Of the two 100m finals it was the women’s that had the real A-list star quality, the semi-finals setting up a humdinger of a duel between Campbell-Brown of Jamaica and Nigeria’s Okagbare. A contrast in styles, too, with Campbell-Brown an elegant, graceful sprinter, while Okagbare is tall and powerful.

Campbell-Brown’s list of major honours is longer than many country’s, the 32-year-old having amassed 25 medals in Olympics – in which she has three golds – world championships and Commonwealth Games, including three silvers at the Manchester Commonwealth Games in 2002. The one missing was gold.

She has also been under a cloud for much of the last year, since a positive test for a diuretic was announced last June.
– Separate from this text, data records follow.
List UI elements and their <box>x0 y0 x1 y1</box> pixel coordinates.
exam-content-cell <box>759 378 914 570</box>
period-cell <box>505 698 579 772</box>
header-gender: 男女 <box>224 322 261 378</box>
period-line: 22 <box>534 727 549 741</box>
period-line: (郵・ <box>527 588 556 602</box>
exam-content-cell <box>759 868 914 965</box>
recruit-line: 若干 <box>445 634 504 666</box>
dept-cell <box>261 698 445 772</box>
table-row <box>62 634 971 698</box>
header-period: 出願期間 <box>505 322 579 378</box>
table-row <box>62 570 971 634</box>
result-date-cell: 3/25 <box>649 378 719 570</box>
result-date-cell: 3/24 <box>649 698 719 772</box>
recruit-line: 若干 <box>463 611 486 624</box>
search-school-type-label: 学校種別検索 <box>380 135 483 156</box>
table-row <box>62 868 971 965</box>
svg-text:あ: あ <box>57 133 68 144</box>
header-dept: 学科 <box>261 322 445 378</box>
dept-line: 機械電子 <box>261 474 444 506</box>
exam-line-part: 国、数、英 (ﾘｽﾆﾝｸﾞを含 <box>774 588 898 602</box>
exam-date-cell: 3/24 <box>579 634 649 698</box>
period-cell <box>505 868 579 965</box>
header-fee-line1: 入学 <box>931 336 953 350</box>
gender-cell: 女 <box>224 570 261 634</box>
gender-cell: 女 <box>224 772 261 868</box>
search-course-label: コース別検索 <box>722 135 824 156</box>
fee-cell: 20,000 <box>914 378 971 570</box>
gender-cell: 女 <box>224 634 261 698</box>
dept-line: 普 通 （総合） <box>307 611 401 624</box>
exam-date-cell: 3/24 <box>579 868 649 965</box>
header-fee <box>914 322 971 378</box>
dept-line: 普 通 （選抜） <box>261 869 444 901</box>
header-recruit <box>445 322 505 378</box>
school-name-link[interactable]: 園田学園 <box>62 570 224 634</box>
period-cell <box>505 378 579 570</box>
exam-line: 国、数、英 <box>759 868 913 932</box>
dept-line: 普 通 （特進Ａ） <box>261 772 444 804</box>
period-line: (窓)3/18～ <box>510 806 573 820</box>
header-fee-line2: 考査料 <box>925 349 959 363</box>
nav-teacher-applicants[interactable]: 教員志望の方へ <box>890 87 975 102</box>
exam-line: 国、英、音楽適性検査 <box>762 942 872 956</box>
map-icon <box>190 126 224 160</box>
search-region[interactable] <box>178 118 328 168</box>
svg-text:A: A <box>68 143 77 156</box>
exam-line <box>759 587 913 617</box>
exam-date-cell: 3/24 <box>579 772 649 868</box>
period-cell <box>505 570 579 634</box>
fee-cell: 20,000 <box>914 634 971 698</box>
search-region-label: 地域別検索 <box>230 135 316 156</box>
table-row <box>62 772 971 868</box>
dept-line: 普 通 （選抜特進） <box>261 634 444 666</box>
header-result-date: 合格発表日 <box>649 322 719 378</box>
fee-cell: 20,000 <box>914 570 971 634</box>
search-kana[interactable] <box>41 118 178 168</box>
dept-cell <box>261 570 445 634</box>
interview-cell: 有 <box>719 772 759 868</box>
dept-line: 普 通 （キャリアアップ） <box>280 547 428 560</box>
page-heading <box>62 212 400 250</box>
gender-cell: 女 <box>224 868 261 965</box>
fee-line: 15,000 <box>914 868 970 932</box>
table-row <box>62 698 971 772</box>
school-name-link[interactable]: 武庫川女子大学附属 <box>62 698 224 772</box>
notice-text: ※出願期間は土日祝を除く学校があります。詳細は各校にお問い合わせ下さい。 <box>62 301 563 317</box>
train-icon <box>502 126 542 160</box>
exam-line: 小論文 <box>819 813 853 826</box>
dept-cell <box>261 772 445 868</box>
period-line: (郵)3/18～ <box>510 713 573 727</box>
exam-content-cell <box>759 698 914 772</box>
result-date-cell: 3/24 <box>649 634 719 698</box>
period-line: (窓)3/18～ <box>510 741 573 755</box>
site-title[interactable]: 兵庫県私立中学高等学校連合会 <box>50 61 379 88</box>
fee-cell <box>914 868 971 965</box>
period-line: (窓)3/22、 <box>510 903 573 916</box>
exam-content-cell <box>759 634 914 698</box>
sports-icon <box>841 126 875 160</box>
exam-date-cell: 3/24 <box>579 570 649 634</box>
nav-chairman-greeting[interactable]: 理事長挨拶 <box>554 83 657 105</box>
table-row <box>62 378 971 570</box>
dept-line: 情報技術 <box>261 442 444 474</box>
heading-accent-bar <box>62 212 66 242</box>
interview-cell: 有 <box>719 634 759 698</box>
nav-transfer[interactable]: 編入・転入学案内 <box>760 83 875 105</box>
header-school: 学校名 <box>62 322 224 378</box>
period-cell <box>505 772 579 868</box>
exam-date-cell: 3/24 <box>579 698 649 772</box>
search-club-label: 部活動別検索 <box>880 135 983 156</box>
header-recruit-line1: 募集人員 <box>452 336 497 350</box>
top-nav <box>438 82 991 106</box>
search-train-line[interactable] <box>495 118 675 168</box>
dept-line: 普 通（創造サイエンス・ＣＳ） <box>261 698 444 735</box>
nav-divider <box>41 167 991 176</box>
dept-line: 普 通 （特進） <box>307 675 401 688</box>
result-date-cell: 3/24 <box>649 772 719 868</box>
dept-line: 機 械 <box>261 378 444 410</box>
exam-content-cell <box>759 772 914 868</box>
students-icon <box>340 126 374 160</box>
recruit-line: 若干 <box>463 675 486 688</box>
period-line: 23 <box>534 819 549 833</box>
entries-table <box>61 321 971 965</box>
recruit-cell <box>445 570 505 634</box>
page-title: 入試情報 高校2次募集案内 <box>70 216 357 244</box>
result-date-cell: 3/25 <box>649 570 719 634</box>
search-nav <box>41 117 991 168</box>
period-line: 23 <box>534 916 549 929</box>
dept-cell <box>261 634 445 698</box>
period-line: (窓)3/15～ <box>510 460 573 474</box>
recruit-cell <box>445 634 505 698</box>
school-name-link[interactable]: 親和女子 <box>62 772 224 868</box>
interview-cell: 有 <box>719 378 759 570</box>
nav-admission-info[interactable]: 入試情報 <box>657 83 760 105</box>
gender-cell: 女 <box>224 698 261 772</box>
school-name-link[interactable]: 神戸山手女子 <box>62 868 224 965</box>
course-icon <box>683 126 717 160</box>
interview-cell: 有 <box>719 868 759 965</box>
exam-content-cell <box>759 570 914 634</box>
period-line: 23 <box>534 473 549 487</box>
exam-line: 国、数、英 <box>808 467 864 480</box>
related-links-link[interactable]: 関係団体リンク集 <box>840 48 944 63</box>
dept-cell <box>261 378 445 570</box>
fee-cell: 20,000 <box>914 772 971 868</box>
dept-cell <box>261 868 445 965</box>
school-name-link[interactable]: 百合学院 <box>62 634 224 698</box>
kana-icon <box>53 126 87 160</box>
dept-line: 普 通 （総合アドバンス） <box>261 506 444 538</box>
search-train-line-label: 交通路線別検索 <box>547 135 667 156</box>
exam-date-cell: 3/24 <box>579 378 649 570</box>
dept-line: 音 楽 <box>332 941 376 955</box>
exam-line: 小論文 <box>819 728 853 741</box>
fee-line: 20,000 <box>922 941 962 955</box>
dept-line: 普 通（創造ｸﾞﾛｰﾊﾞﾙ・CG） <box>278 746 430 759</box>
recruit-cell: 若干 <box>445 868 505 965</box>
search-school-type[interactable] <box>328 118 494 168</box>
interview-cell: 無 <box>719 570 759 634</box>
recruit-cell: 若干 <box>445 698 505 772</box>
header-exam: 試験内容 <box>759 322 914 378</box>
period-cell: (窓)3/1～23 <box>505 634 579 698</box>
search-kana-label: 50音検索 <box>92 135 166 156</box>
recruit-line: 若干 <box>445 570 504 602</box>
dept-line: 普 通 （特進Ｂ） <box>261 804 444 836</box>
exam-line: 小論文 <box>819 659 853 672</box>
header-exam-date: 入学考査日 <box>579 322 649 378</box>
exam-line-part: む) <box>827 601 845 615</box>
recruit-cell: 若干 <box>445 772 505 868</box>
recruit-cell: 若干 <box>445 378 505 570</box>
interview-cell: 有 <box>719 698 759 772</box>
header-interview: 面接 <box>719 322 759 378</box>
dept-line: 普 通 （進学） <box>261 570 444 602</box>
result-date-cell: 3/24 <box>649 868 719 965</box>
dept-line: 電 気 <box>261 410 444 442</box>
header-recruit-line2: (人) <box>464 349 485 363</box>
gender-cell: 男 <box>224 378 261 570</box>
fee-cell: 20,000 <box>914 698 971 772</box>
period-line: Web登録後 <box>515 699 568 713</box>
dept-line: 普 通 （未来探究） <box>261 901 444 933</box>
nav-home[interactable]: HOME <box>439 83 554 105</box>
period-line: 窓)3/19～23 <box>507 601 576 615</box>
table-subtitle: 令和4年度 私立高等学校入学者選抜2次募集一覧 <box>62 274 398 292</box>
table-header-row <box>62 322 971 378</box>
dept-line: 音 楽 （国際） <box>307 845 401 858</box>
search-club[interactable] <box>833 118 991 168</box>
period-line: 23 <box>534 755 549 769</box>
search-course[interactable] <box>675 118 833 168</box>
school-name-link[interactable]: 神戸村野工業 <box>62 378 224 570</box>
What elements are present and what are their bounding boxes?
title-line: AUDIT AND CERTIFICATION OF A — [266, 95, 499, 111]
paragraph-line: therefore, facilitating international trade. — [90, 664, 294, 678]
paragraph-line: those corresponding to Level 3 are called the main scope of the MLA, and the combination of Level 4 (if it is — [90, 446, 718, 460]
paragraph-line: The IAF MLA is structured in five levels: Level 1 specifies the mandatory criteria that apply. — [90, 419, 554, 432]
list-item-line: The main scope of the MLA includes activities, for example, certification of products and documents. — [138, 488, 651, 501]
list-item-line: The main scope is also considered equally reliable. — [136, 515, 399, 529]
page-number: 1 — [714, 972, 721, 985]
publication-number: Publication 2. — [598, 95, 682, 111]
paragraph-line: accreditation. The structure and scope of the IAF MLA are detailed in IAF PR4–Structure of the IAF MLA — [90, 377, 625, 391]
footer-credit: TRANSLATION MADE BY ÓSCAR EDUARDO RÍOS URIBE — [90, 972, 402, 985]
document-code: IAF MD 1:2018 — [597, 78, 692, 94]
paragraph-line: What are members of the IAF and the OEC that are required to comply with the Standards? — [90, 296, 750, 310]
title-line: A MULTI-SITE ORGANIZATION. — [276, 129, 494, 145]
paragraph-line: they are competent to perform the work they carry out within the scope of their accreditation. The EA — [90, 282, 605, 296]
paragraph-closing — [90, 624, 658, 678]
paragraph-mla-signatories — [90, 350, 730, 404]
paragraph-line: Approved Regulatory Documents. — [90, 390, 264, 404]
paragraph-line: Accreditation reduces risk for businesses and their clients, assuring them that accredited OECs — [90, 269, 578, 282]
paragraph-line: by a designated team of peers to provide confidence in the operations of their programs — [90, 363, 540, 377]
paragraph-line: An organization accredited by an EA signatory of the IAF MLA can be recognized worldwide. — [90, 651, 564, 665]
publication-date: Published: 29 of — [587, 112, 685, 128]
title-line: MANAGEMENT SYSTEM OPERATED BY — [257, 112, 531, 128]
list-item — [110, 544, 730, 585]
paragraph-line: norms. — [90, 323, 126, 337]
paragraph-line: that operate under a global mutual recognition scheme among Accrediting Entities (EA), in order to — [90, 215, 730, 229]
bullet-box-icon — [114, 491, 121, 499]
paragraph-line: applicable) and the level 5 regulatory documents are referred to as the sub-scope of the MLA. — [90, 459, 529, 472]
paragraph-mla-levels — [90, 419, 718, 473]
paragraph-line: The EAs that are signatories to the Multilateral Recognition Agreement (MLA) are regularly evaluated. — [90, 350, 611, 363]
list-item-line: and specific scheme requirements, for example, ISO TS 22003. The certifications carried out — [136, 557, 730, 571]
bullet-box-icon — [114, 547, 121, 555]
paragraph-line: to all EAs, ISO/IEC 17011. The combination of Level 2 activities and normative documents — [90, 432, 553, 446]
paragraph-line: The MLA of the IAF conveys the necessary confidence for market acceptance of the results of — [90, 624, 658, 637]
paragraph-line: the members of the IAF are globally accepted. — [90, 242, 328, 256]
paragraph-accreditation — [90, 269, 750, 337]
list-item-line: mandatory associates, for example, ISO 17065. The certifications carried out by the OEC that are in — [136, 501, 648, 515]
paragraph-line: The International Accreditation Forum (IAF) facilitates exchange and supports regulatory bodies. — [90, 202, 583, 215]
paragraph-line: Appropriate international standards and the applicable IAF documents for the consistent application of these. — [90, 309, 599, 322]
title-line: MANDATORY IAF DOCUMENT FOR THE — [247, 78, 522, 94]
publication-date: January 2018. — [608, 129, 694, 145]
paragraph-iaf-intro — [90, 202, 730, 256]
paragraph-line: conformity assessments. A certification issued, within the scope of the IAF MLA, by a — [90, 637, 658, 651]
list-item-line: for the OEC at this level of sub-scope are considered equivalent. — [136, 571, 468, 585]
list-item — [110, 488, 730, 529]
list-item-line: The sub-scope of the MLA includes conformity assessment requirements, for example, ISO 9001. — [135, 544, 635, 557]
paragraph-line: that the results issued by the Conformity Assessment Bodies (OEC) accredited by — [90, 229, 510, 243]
She was suspended from competition but then cleared to return in February when the Court of Arbitration for Sport ruled that the Jamaican anti-doping agency had made numerous errors in collecting and storing her urine sample.

Okagbare, seven years Campbell-Brown’s junior, is one of the stars of women’s sprinting, though she has combined it with jumping, winning silver medals in this discipline at the 2008 Olympics and 2013 world championsips in Moscow. She was a promising football player as a teenager before switching to athletics in 2004, aged 14, initially as a triple jumper.

It was Okagbare whom Shelly-Ann Fraser-Pryce, the double 100m Olympic champion, said she most feared at the start of this year. Although Fraser-Pryce is missing, she might have had her work cut out to beat the Nigerian in Hampden.

Okagbare and Campbell-Brown lined up in adjacent lanes and both made a strong start, but Okagbare powered ahead. Campbell-Brown stretched and strained to remain in contact but it was a comfortable win for Okagbare, with Campbell-Brown holding on for second in 11.03, well down on the 10.76 personal best she established in 2011. Gold is still the colour missing from her Commonwealth Games medals collection.

Bolt was the missing star – though he was spotted training at the warm-up track during the day – because he didn’t want to take the place of any of the sprinters who had rightfully qualified through the national trials, which he missed with injury.

As much as Bolt’s absence may have disappointed the crowd – although to be fair, if there was disappointment, it didn’t show – it seemed just. And fair, given that all three Jamaicans sailed through into the final.

Well, sailed is maybe an exaggeration in the case of Ashmeade, who earlier this month won the Diamond League here at Hampden. Ashmeade had a shocker of a start in his semi-final, trailing last before recovering to finish second but in a modest 10.21. Richard Thompson, one of the favourites from Trinidad and Tobago, the 100m silver medallist behind Bolt at the Beijing Olympics, went a little quicker than Ashmeade but didn’t qualify automatically and was out.

England’s world 60m indoor champion, Richard Kilty, was another who didn’t make the final. Kilty was never in it, running 10.27 after admitting he was “sluggish” and “lacklustre” in the morning’s heats. After his exit he tweeted: “Sorry I didn’t get it done today everyone, I gave it my all & wasn’t good enough today...it’s been a tough few months but I will be back.”

There was also disappointment for Harry Aikines-Aryeetey, who was fourth in his semi-final in 10.25, which wasn’t good enough for a final that featured all three Jamaicans, with Ashmeade marooned in lane eight after his poor semi-final.

As well as Bailey-Cole and Okagbare, the other star of the night was the crowd. Much of the credit for that belongs to Hampden itself, a revelation as an athletics venue, with the running track so close that those in the front row can almost reach forward and touch the runner in lane eight.

It is an intimate cauldron to rival some of the world’s best athletics arenas. When Bolt does finally appear, for Friday’s qualifying heats in the 4x100m relay, the roof will be raised.